We would like to thank our friend Mr Phil Thompson for reminding us of the evolving narrative on forced adoption, with the most recent development being an open apology by Australia’s Prime Minister Julia Gilliard on the forced adoptions which took place in Australia during the 1950s to the 1970s. Children in this era of forced adoption were being taken from mothers, simply because they were either unwed or very young and unmarried.
Australia has always been something of a leading light in Family Law. Here in the UK, we look to their progressive efforts and their often thoughtful, honest and incisive analysis of the implementation of those policies and processes, so it comes as no surprise that they are currently looking at the issue of forced adoption and considering whether this practice is in fact ethical.
Forced adoption is a term usually used to refer to a situation where a parent or parents have their children forcibly removed without their consent. And whilst today the reasons for doing this do not include looking at the mother and father to see if they are married, they do include looking to see whether or not those parents can care for that child.
In many respects, the desire to place children in a safe environment where necessary and using means which appear ethically dubious would be met by most of us with empathy, but it raises several interesting questions about whether or not the State has a right to do so, how we measure fitness to care for a child and the obvious and poignant gaps in our understanding of psychology, science and parenting.

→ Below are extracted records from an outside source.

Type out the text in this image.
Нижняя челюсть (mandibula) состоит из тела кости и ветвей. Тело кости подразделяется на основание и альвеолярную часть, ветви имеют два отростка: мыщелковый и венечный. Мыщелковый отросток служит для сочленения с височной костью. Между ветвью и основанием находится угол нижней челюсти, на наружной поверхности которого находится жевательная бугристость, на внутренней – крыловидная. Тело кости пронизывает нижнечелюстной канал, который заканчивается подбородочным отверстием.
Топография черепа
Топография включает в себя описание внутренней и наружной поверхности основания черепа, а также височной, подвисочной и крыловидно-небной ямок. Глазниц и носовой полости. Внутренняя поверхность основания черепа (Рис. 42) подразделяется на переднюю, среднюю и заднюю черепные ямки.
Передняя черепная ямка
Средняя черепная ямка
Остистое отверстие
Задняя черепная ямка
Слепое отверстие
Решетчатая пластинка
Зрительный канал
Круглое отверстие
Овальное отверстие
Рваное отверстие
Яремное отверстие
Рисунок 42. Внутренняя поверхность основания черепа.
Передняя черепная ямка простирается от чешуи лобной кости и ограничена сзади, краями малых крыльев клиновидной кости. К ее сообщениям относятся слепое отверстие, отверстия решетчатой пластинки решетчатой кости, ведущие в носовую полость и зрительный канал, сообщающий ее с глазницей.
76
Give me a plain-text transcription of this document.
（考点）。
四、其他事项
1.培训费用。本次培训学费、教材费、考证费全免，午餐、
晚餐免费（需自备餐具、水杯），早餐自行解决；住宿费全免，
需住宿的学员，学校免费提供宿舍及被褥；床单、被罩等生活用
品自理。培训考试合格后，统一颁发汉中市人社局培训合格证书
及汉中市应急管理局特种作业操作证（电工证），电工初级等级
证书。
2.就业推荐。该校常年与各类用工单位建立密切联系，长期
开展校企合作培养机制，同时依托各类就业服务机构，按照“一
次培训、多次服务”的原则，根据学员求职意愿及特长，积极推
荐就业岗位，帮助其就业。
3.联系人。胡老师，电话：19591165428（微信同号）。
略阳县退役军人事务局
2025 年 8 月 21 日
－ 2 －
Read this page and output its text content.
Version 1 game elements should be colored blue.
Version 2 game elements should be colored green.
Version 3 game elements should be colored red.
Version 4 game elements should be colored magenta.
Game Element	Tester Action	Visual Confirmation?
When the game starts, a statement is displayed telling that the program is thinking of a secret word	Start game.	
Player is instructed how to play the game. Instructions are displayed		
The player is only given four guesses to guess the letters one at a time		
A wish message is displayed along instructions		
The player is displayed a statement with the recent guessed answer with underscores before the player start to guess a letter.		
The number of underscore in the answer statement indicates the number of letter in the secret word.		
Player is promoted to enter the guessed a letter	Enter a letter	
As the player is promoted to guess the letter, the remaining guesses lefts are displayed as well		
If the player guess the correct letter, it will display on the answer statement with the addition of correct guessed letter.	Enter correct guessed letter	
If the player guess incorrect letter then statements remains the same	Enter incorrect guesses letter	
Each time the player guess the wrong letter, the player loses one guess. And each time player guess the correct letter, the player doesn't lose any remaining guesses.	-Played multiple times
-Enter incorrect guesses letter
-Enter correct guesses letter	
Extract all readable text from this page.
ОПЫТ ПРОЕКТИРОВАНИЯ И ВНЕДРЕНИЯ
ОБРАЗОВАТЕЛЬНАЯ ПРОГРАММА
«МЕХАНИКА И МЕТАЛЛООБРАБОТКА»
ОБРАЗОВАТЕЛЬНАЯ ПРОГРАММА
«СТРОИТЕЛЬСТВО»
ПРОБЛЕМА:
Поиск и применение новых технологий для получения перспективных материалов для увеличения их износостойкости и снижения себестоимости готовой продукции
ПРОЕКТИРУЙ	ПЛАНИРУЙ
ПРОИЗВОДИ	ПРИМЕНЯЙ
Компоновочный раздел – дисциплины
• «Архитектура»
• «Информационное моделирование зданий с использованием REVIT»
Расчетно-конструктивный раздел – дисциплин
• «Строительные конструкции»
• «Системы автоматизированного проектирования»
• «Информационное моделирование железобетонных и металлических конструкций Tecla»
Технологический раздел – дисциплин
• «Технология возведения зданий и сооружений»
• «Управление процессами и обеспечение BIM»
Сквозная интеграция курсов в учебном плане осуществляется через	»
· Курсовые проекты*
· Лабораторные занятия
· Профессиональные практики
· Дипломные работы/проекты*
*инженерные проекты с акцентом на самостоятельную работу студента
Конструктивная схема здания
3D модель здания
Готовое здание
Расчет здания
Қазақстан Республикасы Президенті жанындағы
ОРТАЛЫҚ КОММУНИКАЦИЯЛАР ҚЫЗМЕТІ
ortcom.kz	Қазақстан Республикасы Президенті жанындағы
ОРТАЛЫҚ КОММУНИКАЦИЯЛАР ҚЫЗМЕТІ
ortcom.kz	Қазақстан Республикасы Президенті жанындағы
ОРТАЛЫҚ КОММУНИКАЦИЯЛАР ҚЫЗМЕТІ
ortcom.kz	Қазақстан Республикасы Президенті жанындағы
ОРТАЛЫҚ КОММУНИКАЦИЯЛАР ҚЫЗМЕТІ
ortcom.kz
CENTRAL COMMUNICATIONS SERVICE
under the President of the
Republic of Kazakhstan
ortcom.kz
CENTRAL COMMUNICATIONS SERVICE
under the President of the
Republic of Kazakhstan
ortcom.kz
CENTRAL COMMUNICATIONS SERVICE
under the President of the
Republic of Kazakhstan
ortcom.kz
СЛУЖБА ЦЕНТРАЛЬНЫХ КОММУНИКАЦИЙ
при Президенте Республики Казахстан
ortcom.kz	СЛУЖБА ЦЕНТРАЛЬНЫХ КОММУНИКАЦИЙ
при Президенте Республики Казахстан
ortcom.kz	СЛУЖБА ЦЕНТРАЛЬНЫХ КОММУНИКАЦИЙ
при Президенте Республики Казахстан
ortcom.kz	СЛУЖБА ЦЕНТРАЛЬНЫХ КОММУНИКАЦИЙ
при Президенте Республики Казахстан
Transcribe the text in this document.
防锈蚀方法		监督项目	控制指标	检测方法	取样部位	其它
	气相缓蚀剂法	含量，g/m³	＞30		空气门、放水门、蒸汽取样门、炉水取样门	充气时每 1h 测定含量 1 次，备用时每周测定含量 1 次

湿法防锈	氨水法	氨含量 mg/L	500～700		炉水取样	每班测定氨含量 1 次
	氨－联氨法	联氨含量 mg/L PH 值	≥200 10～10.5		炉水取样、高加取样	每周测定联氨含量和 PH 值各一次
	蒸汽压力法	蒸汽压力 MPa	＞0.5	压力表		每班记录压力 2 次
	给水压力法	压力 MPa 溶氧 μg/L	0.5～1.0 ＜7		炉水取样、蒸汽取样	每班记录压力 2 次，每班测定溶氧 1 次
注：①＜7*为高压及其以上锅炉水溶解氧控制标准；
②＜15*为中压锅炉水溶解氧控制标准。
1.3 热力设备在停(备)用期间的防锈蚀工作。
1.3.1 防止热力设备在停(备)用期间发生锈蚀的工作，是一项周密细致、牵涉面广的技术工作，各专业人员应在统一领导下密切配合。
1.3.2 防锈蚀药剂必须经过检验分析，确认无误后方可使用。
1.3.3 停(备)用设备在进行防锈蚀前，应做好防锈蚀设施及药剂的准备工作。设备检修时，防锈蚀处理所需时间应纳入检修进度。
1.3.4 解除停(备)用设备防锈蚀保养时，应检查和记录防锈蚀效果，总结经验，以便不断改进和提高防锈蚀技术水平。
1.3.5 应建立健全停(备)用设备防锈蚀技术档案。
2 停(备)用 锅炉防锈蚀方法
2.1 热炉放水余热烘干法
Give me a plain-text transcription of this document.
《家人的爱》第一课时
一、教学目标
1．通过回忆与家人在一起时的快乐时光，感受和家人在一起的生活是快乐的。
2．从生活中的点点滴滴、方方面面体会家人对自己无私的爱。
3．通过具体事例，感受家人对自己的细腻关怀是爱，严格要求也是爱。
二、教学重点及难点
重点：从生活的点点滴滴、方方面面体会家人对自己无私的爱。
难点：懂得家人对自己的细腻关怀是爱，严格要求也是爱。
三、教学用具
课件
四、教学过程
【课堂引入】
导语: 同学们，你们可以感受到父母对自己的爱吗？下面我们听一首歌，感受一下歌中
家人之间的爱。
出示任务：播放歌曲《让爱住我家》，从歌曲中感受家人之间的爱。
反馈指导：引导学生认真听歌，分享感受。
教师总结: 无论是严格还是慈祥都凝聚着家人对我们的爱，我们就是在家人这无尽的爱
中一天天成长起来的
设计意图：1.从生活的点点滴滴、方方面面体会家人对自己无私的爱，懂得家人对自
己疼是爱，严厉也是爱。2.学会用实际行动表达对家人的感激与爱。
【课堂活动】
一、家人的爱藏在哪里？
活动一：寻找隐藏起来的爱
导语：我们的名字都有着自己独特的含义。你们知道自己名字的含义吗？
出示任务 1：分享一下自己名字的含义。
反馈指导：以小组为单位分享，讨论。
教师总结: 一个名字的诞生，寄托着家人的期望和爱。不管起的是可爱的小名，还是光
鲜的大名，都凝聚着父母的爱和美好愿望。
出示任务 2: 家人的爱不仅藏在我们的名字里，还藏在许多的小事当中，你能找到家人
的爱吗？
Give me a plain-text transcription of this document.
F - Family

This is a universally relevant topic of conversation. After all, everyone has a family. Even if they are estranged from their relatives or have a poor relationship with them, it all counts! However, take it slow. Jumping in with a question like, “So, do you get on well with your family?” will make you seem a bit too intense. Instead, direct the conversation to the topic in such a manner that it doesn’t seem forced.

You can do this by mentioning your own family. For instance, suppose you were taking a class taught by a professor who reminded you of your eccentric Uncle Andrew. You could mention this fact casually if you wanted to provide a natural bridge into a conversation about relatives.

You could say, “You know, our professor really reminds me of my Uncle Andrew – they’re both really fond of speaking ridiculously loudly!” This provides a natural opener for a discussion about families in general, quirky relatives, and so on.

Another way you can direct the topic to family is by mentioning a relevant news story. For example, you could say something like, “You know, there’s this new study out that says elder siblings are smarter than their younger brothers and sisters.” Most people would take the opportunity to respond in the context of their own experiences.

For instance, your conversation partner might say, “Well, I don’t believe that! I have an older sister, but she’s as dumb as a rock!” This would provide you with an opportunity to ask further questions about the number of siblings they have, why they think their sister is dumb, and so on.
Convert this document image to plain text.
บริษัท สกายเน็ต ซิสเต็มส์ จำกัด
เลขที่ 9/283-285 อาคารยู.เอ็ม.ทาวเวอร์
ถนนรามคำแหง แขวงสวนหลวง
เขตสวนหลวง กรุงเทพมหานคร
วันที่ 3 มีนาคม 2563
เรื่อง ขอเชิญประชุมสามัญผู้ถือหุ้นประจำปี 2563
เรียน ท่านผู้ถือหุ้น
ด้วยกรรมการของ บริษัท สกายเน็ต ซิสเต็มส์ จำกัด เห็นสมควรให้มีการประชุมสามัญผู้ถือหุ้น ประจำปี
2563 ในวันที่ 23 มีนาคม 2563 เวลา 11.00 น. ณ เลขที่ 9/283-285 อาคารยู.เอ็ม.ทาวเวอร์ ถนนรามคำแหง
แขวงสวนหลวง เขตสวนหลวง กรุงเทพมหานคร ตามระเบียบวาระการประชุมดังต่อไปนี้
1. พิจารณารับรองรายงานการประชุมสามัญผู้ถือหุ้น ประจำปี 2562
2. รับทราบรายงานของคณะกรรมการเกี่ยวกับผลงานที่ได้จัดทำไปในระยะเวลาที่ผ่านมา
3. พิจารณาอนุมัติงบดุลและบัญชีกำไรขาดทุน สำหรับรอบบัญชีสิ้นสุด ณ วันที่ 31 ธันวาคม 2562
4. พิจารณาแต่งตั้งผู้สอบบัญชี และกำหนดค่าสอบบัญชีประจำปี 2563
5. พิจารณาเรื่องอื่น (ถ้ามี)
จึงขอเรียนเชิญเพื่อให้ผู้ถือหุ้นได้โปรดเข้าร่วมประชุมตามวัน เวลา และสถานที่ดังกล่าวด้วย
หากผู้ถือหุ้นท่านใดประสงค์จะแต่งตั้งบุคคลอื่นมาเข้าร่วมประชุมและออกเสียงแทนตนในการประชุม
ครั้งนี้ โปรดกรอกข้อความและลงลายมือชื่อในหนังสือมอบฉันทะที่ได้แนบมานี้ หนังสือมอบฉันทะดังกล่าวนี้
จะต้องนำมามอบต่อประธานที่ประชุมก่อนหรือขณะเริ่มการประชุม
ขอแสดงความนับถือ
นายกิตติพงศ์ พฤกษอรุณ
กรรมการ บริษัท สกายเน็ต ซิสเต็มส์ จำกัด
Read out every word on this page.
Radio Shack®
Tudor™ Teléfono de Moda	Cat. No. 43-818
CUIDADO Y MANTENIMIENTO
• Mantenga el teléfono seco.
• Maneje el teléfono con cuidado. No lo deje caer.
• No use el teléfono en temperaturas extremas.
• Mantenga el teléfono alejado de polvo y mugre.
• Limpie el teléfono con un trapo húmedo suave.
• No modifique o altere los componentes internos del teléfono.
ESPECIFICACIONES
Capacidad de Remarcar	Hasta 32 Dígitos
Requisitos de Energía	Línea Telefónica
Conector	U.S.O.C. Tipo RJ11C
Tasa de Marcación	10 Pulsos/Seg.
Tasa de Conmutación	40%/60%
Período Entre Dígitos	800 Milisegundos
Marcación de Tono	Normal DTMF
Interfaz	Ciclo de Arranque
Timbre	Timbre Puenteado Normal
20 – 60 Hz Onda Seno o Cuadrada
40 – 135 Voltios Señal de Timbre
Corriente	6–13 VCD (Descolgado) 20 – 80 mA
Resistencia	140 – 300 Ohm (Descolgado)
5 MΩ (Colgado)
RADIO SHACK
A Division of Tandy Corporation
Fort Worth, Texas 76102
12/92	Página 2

Not all countries employ forced adoption practices; the UK is in the minority here. But does that necessarily mean the practice is always wrong?
If you go on to YouTube, there are quite a few videos, mostly from the Antipodean side of the planet, which show cabinet ministers and PMs apologising for the nature of past forced adoptions. How many more years before we look back on the current practice and feel the need to do the same?
This is an important area that often gets overlooked by government, as it tends to get swallowed up in resource debates and talking about the paramountcy principle, the welfare of the child being paramount, takes us into murky water. Can the State, in its current state, really measure that welfare or are we asking a woefully unsophisticated machine to make hugely sophisticated choices?
And from a purely legal standpoint, is it even sound practice to remove someone’s child without the parents’ consent? Does there need to be some kind of mediation process in the middle and if so, what could we do to ensure the safety of children at risk where parents, often through no fault of their own, are unable to see they are a danger to their child? The question of what constitutes a danger too, is a slippery slope.
So, we hand the reins over to you, lovely readers of the blog, and ask you, what do you think – is forced adoption, in its current guise, legal?